In this instance, teaching of the flock may be delegated to women, which is via explicit or implicit endorsement of the Church as all decisions and material run through the head pastor.
This delegated authority, like in marriage, and it fulfills the verses from 1 Timothy. Indeed, it also utilizes the talents, experience, and wisdom from women and wives to impart to those in the Church just as wives are also called upon to teach their children. This also conforms with the nature that both men and women are to be disciples of Jesus and make disciples.
This may actually be a point of contention with my Catholic brothers in Christ, but I cannot deny that I have learned a great deal from both men and women outside and inside the Church (obviously filtered through the Scriptures).
However, I do recognize that the Catholic and Orthodox Churches have stayed more consistent to the Scriptures than the majority of Protestant ones. This does lend evidence that there is something to be said for a more strict interpretation to God’s Scriptures. This is not only in a stricter interpretation of 1 Timothy but also in the sacraments and willingness to excommunicate those who willingly sin and are unwilling to repent of it.
It should be clear by now that my position on the roles and responsibilities of marriage is in direct alignment with the Scriptures (although point 5 is arguable), and it allows considerable freedom to both the husband and wife.
This is why I state that my current position is neither what is traditionally viewed as “complementarian” or “patriarchal” or “egalitarian” or whatever. It is a position that is pro God and the concepts that God stands for.
In summary, these are the main points:
- Authority in the marriage relationship of the husband-wife is consistent with the rest of the instituted hierarchies that God and Jesus have made here on earth. Authority is given to people or institutions you are responsible for to love them. Of course it an be abused, but Christians are called not to abuse it.
- Authority is able to be delegated in any of these institutions, especially in the marriage relationship
- Husbands are wise to listen to their wives who have considerably talents and expertise in any decision they make, and would also be wise to delegate authority to their wives where she has talents and expertise where she wants to take responsibility for her decisions.
- There is considerable freedom in the roles and responsibilities of wives in marriage via an understanding of Proverbs 31. Potential husbands and wives would be wise to discuss major life decisions prior to marriage both in the scenarios of pre- and post- children with extensive prayer.
- Delegated authority in the Church is allowed as women do have considerable talents, expertise, and wisdom that men can learn from.
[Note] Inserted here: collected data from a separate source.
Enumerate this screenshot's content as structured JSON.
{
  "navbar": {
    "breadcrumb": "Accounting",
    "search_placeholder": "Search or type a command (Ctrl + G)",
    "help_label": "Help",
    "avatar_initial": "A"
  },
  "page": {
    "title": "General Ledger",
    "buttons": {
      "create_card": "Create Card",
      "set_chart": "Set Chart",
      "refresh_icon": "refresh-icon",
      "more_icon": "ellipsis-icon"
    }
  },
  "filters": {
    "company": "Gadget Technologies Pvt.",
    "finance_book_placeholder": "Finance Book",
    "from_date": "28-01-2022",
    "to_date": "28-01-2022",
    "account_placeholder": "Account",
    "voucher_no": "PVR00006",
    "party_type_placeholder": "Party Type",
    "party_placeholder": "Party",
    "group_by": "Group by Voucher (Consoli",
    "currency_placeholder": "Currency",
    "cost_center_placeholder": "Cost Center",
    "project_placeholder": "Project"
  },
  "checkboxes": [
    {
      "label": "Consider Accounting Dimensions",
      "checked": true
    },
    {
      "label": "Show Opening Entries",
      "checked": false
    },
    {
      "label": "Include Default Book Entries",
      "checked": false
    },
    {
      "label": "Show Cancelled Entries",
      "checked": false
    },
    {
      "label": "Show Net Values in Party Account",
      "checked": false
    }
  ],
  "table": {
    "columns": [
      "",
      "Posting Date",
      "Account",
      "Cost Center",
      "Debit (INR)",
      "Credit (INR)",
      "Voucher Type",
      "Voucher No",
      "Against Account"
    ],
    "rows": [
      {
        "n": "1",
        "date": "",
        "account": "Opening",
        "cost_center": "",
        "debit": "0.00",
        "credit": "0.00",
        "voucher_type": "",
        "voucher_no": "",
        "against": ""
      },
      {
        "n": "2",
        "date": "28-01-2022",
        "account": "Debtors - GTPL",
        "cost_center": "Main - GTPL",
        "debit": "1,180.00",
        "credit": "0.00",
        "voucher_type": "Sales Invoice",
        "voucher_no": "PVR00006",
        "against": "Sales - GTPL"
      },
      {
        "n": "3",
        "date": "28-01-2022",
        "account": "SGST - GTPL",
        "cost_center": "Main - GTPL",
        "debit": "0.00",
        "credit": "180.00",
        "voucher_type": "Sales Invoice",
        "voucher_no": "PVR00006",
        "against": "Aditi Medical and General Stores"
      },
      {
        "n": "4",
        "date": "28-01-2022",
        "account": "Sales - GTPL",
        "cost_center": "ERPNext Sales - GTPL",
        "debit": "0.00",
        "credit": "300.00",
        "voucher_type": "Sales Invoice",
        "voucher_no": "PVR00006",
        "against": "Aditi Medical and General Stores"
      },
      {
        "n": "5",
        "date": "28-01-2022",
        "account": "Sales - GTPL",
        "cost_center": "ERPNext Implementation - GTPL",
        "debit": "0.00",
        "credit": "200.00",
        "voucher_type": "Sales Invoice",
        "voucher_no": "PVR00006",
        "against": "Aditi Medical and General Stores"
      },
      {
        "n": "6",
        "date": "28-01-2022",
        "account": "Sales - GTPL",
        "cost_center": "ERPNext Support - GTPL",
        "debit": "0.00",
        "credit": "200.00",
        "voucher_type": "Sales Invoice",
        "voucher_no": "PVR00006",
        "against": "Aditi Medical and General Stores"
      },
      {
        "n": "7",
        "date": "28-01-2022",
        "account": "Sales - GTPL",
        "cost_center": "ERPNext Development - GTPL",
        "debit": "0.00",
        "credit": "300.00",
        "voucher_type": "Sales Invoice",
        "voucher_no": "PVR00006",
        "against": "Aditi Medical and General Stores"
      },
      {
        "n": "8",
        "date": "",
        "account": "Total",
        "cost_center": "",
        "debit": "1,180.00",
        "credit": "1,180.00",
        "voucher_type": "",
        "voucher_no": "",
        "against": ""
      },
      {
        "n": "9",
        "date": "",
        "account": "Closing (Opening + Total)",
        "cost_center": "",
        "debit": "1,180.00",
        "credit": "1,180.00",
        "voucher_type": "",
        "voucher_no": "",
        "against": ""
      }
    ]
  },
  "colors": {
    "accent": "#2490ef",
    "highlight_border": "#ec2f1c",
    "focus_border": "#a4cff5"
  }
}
While I agree with my church’s stance that the head pastor is able to delegate this authority to women to teach, if a man feels uncomfortable with this via passages in 1 Corinthians where it causes him to stumble then it would be wise for him not to attend any such teachings from women or to go to a church without any women teaching.
These are all points that can be substantiated by Scriptural unlike most of the traditional understandings of “egalitiarianism”, complementarianism”, and “patriarchy” which often have bad feelings or connotations with them. I am not about compromising between any of these points trying to find the “best” parts of each and harmonizing them. I am about first looking to Scripture, and then finding the best possible scenario where the husband and wife can grow in unity.